The project, River Run Farms, would create 24 townhouses on South Carroll Street. Officials said the area was zoned R-5 for dense development to promote building within the town, rather than growth around the municipality.
River Run Farms is asking the town to give a variance on road width to part of the street, which would be maintained by the homeowners association. A bridge section of the road would be maintained by the town and meet the width requirements.
Denis Superczynski, principal planner for the Frederick County Community Development Division, said the developer said it would need a variance from the 32-foot street requirement to only 20 feet and no curb or gutter and no street lighting.
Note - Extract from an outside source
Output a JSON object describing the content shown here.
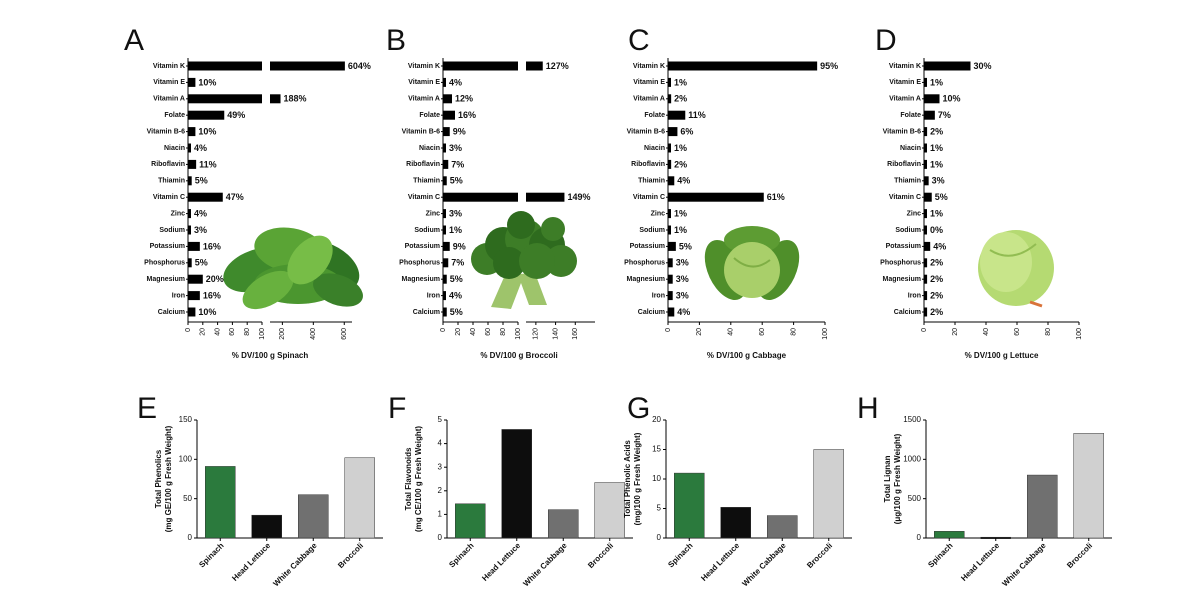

Superczynski said his impression was that without the variance, the project would not be a viable venture for the developer.
The developer, which had no representative at the town's planning meeting Thursday night, said in the request that future development around the site could pay for the required lighting, road width and curb-gutter placements.
"It gives the town a good way for development within the town, without annexation, but there are still some issues," Superczynski told the planning commission members.
"If they (the developer) can't do it within the town requirements, it may not be a viable project," said commission member Wayne Martin. Noting that he had sold homes as a Realtor in Lake Linganore, Martin pointed to the problems in that community, where variances were given to narrower roads and other construction, only to end up as costly upgrades later on.
"I am pro-growth, but we need to do it right," Martin said. "Some of this scares me."
"We need to do it right, or not at all," said commission member Sabrina Massett.
Commission Chairman Randy Cubbedge said the town might be able to work out the road width, as long as it was sufficient for fire and rescue vehicles to reach the townhouses when built.
"But the lighting, curb and gutter should be in place. There is no concept here for stormwater, and I don't want the water running into the creek," Cubbedge said.
Superczynski said the commission needed an "airtight" decision as it could be setting a precedent for other development if such variances were allowed.
Massett said if the cost of the lighting and other features were added later, it could make existing residents in that section of town "casualties of the development" if a special tax were imposed on them to pay for those upgrades.
Superczynski said he would relay the commissions' comments to the developer.
"The waiver (request for variances) is on the June (28) agenda for the commission. The developer may come in or withdraw the project from discussion at that meeting," Superczynski said.